Yani aslında bebekler yani hepimiz genlerimizde gülümsemelerle kendini belli eden yaşama sevinci ve hadi biraz daha ileri giderek söylersek barış duygusu ile doğarız. Bu yüzden sevmek, birisine güzel söz söylemek, neşe içinde sarılmak ve işte bütün bunları içeren huzur ve esenlik duygusu bana hep doğamızın bir özelliği olarak görünür. Yani kalbimizin dakikada 70-80 kez atması, kan şekerimizin farkında olmadan ayarlanması, aynı anda milyonlarca enzimin çalışması için nasıl hücreler/fonksiyonlar arasında bir tür barış içinde etkileşim anlamına gelen 'sinerji' ile yaşamımızı sürdürüyorsak; duygularımızın ve varoluşumuzun doğal yönü de barışa ve sinerjiye dönüktür. Belki bu yüzden mesela Gandi gibi bize yüzleri, gülümsemeleri, sözleri, yaşantıları ile olumlu bir yaşam esinleyen insanları severiz, onlara bağlanırız. Bu bağlanışı sanki hücrelerimizin tümüyle yani bedenimiz ve ruhumuzla ve bütün insanlarla aynı şeyleri hissetme duyguları ile yaşarız. Yani aslında insan olarak hepimizin benliğinde insancıllık pınarları akar ve biz bunu hissederek yaşamımızı sürdürürüz ve yüzümüz ayçiçeklerinin güneşe dönmesi gibi başkalarından yayılan ışığa döner kendiliğinden.

Hümanizma
Bütün bunları hükümetin 'Kürt açılımı' olarak isimlendiren yaklaşımının ve son olarak Başbakan Recep Tayyip Erdoğan'ın 11 Ağustos 2009 Salı günü yaptığı konuşmanın etkisi ile yazıyorum. Yani en başından Başbakan'ın konuşmasındaki 'hümanizma'nın ve içtenliğin bir çok kimse gibi beni de etkilediğini, Başbakan'ın sözleri ile açılmaya çalışan yolun tam da hepimizi birleştiren insan olma halimizde yankı bulduğunu ve bunun çok ama çok önemli olduğunu, içimizdeki tortuları, pürüzleri bir kenara bırakıp var gücümüzle barış için çalışmanın, bunun için ne kadar gerekiyorsa o kadar öne atılmanın tam zamanı olduğunu söylemek istiyorum.
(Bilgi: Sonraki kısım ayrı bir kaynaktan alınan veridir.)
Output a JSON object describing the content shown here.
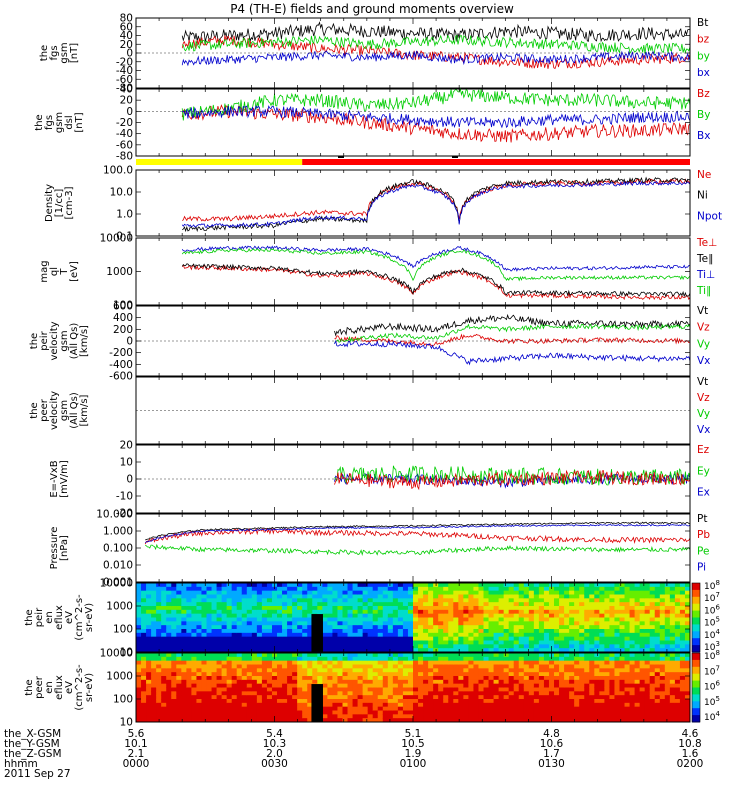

Yani Başbakan'ın aslında uzun zamandır kendisi olmak için uğraşan, bütün asimilasyon çabalarına rağmen kendisi olma mutluluğunu koruyabilen bir halka hürmet eden bu yaklaşımının alkışlanmaya değer olduğunu, AKP politikalarının ciddi miktarda 'pragmatizm' yüklü olduğunu bilmemizin ellerimizde hissettiğimiz bu alkışı engellememesi gerektiğini, tam tersine öte tarafta dile gelen ilkelliğe ve içi boş 'dayılanmaya' karşı bu alkışın gerçek bir ihtiyaç olduğunu düşünüyorum. Yani aslında bir tür barış çoşkusu yaratmak görevi ile karşı karşıya olduğumuzu; sabır ve olgunlukla yani bir bebeğin gülümsemesini çoğaltmanın, paylaşmanın mutluluğu ile davranarak kimseyi küçümsemeden ama oluşmakta olan barış kültürünün gücüne güvenerek çabalarımızı birleştirmemiz gerektiğini, bulunduğumuz her yerde barış dili için adımlar atmamız gerektiğini hissediyorum. Yani aslında yazının başlığına dönersem bundan sonraki günlerde yaşamımızı 'barış imkanı sevinci' ile doldurma önerisinden bulunmak istiyorum. Yani yüzümüzü hep birlikte barışa çevirelim demek istiyorum.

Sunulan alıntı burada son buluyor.